Delinquencies in Transportation and Retail at Record High Levels

Delinquencies on asset-based loans are at some of the highest rates seen in the last twenty years, driven largely by the transportation and retail industries. “The rise in missed payments strongly deviates from what would be expected, and may be cause for long-term concern. The asset-based loans include equipment leases that traditionally have lower-than-average delinquency,” Brown said. “This makes sense because if, for example, you’re running a pizza restaurant, you don’t go delinquent on the lease of your pizza oven or if you’re a trucking company you won’t want to go delinquent on your trucks either — because if you do, it’s game over for your business.”

Business Debt Up, but Rate Cut Will Offer Some Relief

On top of the challenge of rising delinquencies, Canadian businesses are struggling under the weight of rising debt, with outstanding financial trade balances hitting a new high of $31.9 billion in Q1/24 — a 7.4 % increase from last year.

“The recent rate cut by the Bank of Canada offers hope that we could be on a trend towards lower rates if inflation remains in check,” Brown said. “Businesses may get some breathing room on debt payments, which could potentially free up resources for growth.”

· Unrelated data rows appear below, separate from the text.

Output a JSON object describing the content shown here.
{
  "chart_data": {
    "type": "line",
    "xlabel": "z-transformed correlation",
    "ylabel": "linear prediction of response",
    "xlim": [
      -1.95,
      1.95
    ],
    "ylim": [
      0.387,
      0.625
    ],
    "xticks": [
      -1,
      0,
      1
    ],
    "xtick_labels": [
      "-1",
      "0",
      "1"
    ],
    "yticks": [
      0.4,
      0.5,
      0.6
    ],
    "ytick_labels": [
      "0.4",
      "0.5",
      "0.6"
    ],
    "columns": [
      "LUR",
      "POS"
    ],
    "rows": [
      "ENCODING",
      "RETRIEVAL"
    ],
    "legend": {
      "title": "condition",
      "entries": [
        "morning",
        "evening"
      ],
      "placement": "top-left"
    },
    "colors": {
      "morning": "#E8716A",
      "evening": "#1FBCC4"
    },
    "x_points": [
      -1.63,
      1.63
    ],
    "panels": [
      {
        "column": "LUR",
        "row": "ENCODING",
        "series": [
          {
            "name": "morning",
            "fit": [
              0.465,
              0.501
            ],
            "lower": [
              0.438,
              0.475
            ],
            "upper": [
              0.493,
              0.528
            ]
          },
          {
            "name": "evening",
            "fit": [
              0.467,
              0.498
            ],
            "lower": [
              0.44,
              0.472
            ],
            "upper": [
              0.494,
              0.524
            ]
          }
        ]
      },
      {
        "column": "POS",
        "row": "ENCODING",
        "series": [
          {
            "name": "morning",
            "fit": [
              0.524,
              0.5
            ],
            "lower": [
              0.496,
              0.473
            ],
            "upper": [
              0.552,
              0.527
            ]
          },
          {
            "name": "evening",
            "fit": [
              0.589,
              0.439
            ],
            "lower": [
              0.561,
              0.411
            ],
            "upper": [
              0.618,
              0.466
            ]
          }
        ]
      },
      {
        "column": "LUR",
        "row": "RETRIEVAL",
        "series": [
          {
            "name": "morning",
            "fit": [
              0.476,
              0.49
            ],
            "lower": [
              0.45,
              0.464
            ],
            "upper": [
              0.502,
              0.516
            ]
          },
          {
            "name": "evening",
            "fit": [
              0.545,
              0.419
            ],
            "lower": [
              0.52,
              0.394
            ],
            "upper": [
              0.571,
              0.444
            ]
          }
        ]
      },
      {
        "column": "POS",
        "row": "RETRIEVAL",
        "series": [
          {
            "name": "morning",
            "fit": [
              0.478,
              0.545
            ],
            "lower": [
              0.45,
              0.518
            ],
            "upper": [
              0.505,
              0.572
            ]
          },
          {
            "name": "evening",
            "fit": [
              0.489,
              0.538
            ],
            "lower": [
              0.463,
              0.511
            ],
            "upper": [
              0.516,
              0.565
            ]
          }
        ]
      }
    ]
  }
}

Rise in New Businesses, Strict Lending

Inquiry volumes for financing during the first quarter of 2024 jumped 2.4% year-over-year, reflecting strong demand from businesses. While access to credit may be uneven with lower-risk borrowers receiving a larger share of new trades, there are positive trends emerging. More than 53,000 businesses have opened in Q1/24, up 30 % from Q1/23.

The industrial sector saw a 6.5% rise in new originations in 2023 compared to 2022. Financial trades also increased with a 3.4% increase in the last quarter and a significant 14.4% jump year over year. “These figures paint a promising picture for future economic activity, despite some adaptations in the lending environment,” Brown said.